Is Destination Safety a Non-Monetary Friction to Women’s Rural-Urban migration?
This project investigates whether violence, harassment, and assault in urban spaces (“street safety”) are non-monetary frictions to women’s rural-urban migration in South Africa. It addresses two key research questions: (1) Does providing objective information about street safety in urban destinations increase rural-urban migration, employment, and earnings? (2) To what extent is the gender gap in rural-urban migration explained by differences in beliefs about, preferences for, and actual exposure to street safety at destination? The research is motivated by the puzzle of persistently low female rural-urban migration in the Global South despite large potential gains. In South Africa, whilst internal migration remains high due to historic regional inequalities, it is markedly gendered. It contributes to the literature on non-monetary migration frictions and the impacts of safety on women’s economic outcomes; it has implications for spatial misallocation, productivity, and female empowerment.

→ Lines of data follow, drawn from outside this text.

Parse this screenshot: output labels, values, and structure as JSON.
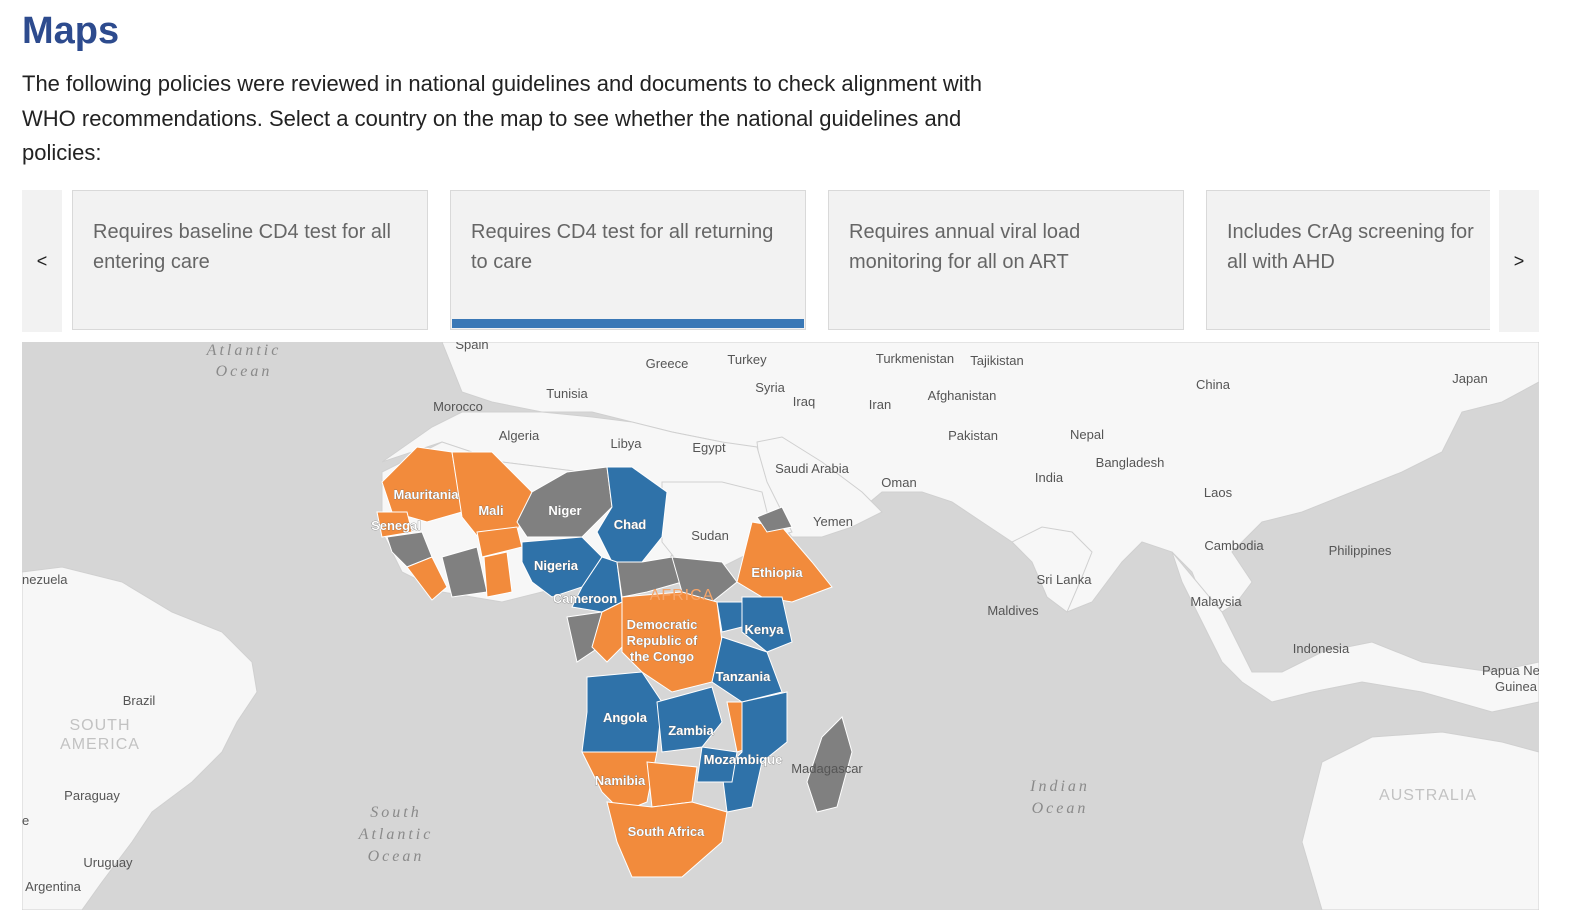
{
  "page": {
    "title": "Maps",
    "intro": "The following policies were reviewed in national guidelines and documents to check alignment with WHO recommendations. Select a country on the map to see whether the national guidelines and policies:"
  },
  "carousel": {
    "prev_label": "<",
    "next_label": ">",
    "active_index": 1,
    "tabs": [
      {
        "label": "Requires baseline CD4 test for all entering care"
      },
      {
        "label": "Requires CD4 test for all returning to care"
      },
      {
        "label": "Requires annual viral load monitoring for all on ART"
      },
      {
        "label": "Includes CrAg screening for all with AHD"
      }
    ]
  },
  "map": {
    "colors": {
      "orange": "#f28b3c",
      "blue": "#2f72a9",
      "grey": "#808080",
      "land": "#f7f7f7",
      "water": "#d6d6d6"
    },
    "oceans": {
      "atlantic": [
        "Atlantic",
        "Ocean"
      ],
      "south_atlantic": [
        "South",
        "Atlantic",
        "Ocean"
      ],
      "indian": [
        "Indian",
        "Ocean"
      ]
    },
    "continents": {
      "africa": "AFRICA",
      "south_america": [
        "SOUTH",
        "AMERICA"
      ],
      "australia": "AUSTRALIA"
    },
    "country_labels": {
      "spain": "Spain",
      "greece": "Greece",
      "turkey": "Turkey",
      "turkmenistan": "Turkmenistan",
      "tajikistan": "Tajikistan",
      "china": "China",
      "japan": "Japan",
      "syria": "Syria",
      "tunisia": "Tunisia",
      "morocco": "Morocco",
      "iraq": "Iraq",
      "iran": "Iran",
      "afghanistan": "Afghanistan",
      "algeria": "Algeria",
      "libya": "Libya",
      "egypt": "Egypt",
      "pakistan": "Pakistan",
      "nepal": "Nepal",
      "bangladesh": "Bangladesh",
      "saudi_arabia": "Saudi Arabia",
      "india": "India",
      "oman": "Oman",
      "laos": "Laos",
      "yemen": "Yemen",
      "cambodia": "Cambodia",
      "philippines": "Philippines",
      "sudan": "Sudan",
      "sri_lanka": "Sri Lanka",
      "maldives": "Maldives",
      "malaysia": "Malaysia",
      "indonesia": "Indonesia",
      "papua": [
        "Papua Ne",
        "Guinea"
      ],
      "venezuela": "nezuela",
      "brazil": "Brazil",
      "paraguay": "Paraguay",
      "uruguay": "Uruguay",
      "argentina": "Argentina",
      "chile_fragment": "e",
      "mauritania": "Mauritania",
      "mali": "Mali",
      "senegal": "Senegal",
      "niger": "Niger",
      "chad": "Chad",
      "nigeria": "Nigeria",
      "cameroon": "Cameroon",
      "ethiopia": "Ethiopia",
      "drc": [
        "Democratic",
        "Republic of",
        "the Congo"
      ],
      "kenya": "Kenya",
      "tanzania": "Tanzania",
      "angola": "Angola",
      "zambia": "Zambia",
      "mozambique": "Mozambique",
      "madagascar": "Madagascar",
      "namibia": "Namibia",
      "south_africa": "South Africa"
    }
  }
}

This study uses a randomized information intervention that provides “objective” safety data— constructed from crime records, SafetiPin data, and surveys with an urban sample—to test whether belief correction shifts migration and employment outcomes. To better understand the mechanisms, it employs a discrete choice lab-in-field experiment, where rural participants choose between migration scenarios with varied destination characteristics, allowing separate identification of the effects of (i) objective destination safety, (ii) subjective beliefs, and (iii)
preferences for safety on migration decisions. This will be the first study to quantify the salience of urban safety as a gendered migration barrier and test a policy-actionable intervention. Proposed partners include J-PAL Africa, Harambee, and SafetiPin.